Another question though is how reliable a narrator is Sophie? She has deliberately mis-named at least one person, and recalls events, sometimes obsessively, but her recollection can turn. Questions of identity and memory consume her, but she knows she’s not on sure ground there.
“Recently, while thumbing through a magazine in a grocery store check-out, Sophie had read an article on memory. How the brain stores your last memory of an event, your last recollection of an event, and each visit to this memory changes that data very slightly. Replaces it. This shook Sophie quite a bit. Mostly it shook her because it made her wonder if dreams and illusions were both stored in the same place. If she recalled the memory of a memory, and the memory of a dream, would these two new memories then live endlessly altering in her brain? How would she determine which was the memory and which the dream?”
Recollection may be slippery, but there’s a tactility here as well, impressions gritty and granular, with not just texture but traction.
“Her most vivid memory was of that day they returned from Twillingate. In the car on the ride home, when her mother said no to an ice cream stop, and Sophie had sulked, her mother said. Do you want to move back to your father’s, is that what this is all about?
‘Sophie said, I hate it here. I hate living with you.

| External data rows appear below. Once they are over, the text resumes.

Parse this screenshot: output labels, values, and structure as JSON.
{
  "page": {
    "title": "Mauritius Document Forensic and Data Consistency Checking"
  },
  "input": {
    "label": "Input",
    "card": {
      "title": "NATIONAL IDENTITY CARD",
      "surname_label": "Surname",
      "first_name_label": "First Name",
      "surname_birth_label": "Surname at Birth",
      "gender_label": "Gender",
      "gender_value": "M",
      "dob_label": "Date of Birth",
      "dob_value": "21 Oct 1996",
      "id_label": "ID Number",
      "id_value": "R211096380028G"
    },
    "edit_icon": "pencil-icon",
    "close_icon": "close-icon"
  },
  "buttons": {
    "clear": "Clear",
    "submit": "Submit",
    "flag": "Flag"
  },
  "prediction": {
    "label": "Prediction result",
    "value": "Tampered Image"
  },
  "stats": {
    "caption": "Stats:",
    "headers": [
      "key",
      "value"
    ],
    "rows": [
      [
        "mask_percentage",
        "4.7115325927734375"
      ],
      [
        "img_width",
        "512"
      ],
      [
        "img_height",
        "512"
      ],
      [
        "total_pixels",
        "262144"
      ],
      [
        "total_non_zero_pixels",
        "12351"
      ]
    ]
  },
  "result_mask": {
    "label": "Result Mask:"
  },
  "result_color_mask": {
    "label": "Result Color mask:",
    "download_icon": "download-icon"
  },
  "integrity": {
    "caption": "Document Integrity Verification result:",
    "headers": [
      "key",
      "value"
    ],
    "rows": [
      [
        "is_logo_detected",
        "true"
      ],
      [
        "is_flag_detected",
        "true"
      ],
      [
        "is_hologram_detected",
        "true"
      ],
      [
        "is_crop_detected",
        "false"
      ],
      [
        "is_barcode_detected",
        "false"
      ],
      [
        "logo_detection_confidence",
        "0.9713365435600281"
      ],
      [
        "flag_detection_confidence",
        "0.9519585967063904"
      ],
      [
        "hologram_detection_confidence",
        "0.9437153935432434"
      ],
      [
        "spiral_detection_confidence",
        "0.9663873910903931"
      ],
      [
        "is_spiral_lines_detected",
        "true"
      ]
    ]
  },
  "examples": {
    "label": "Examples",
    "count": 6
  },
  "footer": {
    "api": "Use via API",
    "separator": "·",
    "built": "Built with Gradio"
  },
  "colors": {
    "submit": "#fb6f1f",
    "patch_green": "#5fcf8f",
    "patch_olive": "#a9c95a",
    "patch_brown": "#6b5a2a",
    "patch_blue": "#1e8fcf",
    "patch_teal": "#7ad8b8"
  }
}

“Back at the house, a cabin in the woods heated only by the birch they chopped together out back, she heard her mother make a sound. A sound like waves of broken glass scraping against a rocky shore.
“Sophie knocked on the bedroom door. The sounds did not change. Slowly, she turned the knob, eased the creaky door open. There was her mother, lying in the centre of her bed, still wearing her jacket, curled in fetal position. She made no move, no twitch, when Sophie entered the room.”
Such suspensions tie the events together, prick by prick.
With “This is Agatha Falling,” Pedlar Press continues its record of quality publications, significant works in thoughtful design, down to the thickness of the paper.
Joan Sullivan is editor of Newfoundland Quarterly magazine. She reviews both fiction and non-fiction for The Telegram.